Muito mais que ensinamentos...

Muita gente me pergunta: por que você não está lecionando? A resposta é que eu simplesmente não sei porque. Talvez eu acredite que mereça um descanso de alguns meses após a minha cansativa monografia. E é o que estou fazendo. De resto, não sei mesmo a razão.

Quando eu fiz meus estágios, além de aprender, eu me diverti pra valer. Invariavelmente existia um aluno que surpreendia, e fazia com que eu acreditasse que talvez eu poderia mesmo ter vocação para a coisa. Mas como toda as profissões, nem tudo são flores.

Um dia, aflitos com tanta agitação na aula do primeiro ano do ensino médio, eu e um amigo que estagiava comigo interrogamos alguns alunos. Durante o intervalo fizemos a seguinte pergunta: Como deve ser um professor? Como vocês gostariam que os professores fossem?

Não sabiam explicar direito. Um deles respondeu: "Eu gosto daquele professor que passa a matéria, mas brinca também", o outro disse: "O professor quando é firmeza, todo mundo gosta!", e quando esse último se pronunciou, os outros assentiram imediatamente.

O desafio era entender o que era o "professor firmeza". Eu interpretei como o professor amigo, talvez aquele mais descontraído, que faz piada e no fim da aula está aberto para um diálogo.
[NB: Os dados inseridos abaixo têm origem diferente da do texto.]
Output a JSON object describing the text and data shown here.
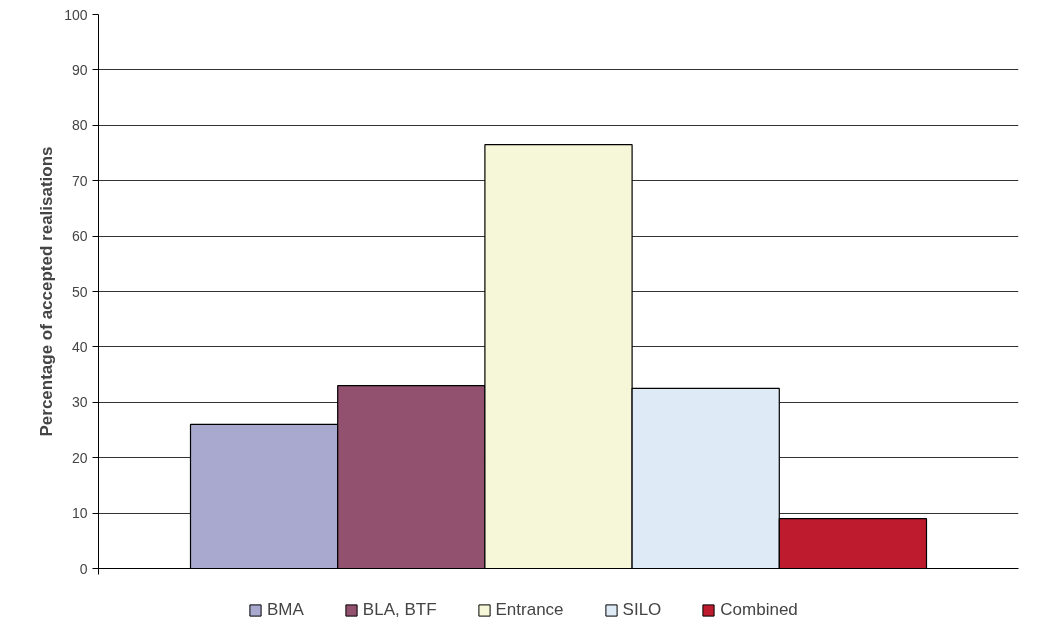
{
  "chart_data": {
    "type": "bar",
    "ylabel": "Percentage of accepted realisations",
    "categories": [
      null
    ],
    "series": [
      {
        "name": "BMA",
        "color": "#a9a9d0",
        "values": [
          26
        ]
      },
      {
        "name": "BLA, BTF",
        "color": "#92526f",
        "values": [
          33
        ]
      },
      {
        "name": "Entrance",
        "color": "#f6f6d8",
        "values": [
          76.5
        ]
      },
      {
        "name": "SILO",
        "color": "#deeaf5",
        "values": [
          32.5
        ]
      },
      {
        "name": "Combined",
        "color": "#be1c2e",
        "values": [
          9
        ]
      }
    ],
    "ylim": [
      0,
      100
    ],
    "yticks": [
      0,
      10,
      20,
      30,
      40,
      50,
      60,
      70,
      80,
      90,
      100
    ],
    "grid": "y",
    "legend": "bottom"
  }
}
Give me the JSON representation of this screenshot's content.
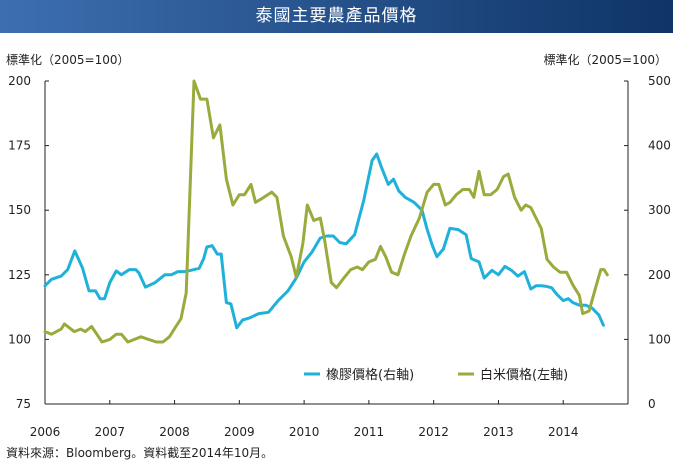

Ser amigo dos alunos? Sim, pode até ser. Mas muitas vezes, se a gente dá a mão, eles querem o pé! Prova disso é que alguns alunos conseguiram tirar minha calma diversas vezes, entretanto como uma professora que se preze, fiz de tudo para manter meu equilíbrio e não deixar transparecer nenhuma insegurança. Consegui contornar algumas situações inusitadas, como a vez em que o aluno tirou fotos das minhas costas (bem, não era bem as costas...) utilizando um celular, ou da vez que um outro quase fez a sala pegar fogo com um isqueiro em mãos.

Não sei se fui a mais sensata diante das situações, mas acho que eles não se esqueceram fácil de mim. Eu criei uma tática particular: escapava das situações quase que da mesma forma que eles as criavam. Difícil explicar, mas funcionava, assim como uma espécie de "troco".

Agora, o que jamais vou me esquecer é das salas especiais! Mas que delícia era trabalhar ao lado da intérprete de surdos-mudos. Aqueles rostinhos angelicais de oitava série? Somente ali, naquela sala. A maioria disciplinados e educados. Questionavam os temas, perguntavam, esclareciam dúvidas! Exemplares! Não vou dizer que tudo ali era fácil, três meninas surdas-mudas ficavam fofocando durante a aula! É, não é brincadeira, elas não paravam um minuto! Mas com jeitinho a intérprete pedia a colaboração das meninas que me olhavam de uma forma doce e um sorriso. Essa sala tinha um grande diferencial. Eu não tinha que manter a calma e me desdobrar para a sala se comportar. Eu tinha muitas vezes que ser imparcial e conter minhas emoções.

Depois de uma conversa com a Diretora da Escola, ela me propôs que eu trabalhasse no Projeto Escola da Família aos sábados, como voluntária. Eu topei. Todas as manhãs de sábado eu atendia em particular um aluno especial com dificuldade na lição de casa. E com o tempo, foram surgindo um tanto de coleguismo e amizade. Os mais carentes contavam histórias de vida, davam lições valiosas de amor-próprio e de coragem!

Foi então que eu entendi o que os alunos do primeiro ano queriam dizer sobre o professor ser "firmeza". Ser firmeza era de fato escutar aquilo que eles tinham para falar, mais que isso, era dar apoio e atenção. Era sentir as necessidades de cada um em particular, afinal, cada um tem uma vida, uma história, um problema e uma dificuldade para sanar. Ser firmeza era ser espontâneo e principalmente exercer um papel social de professor confiável.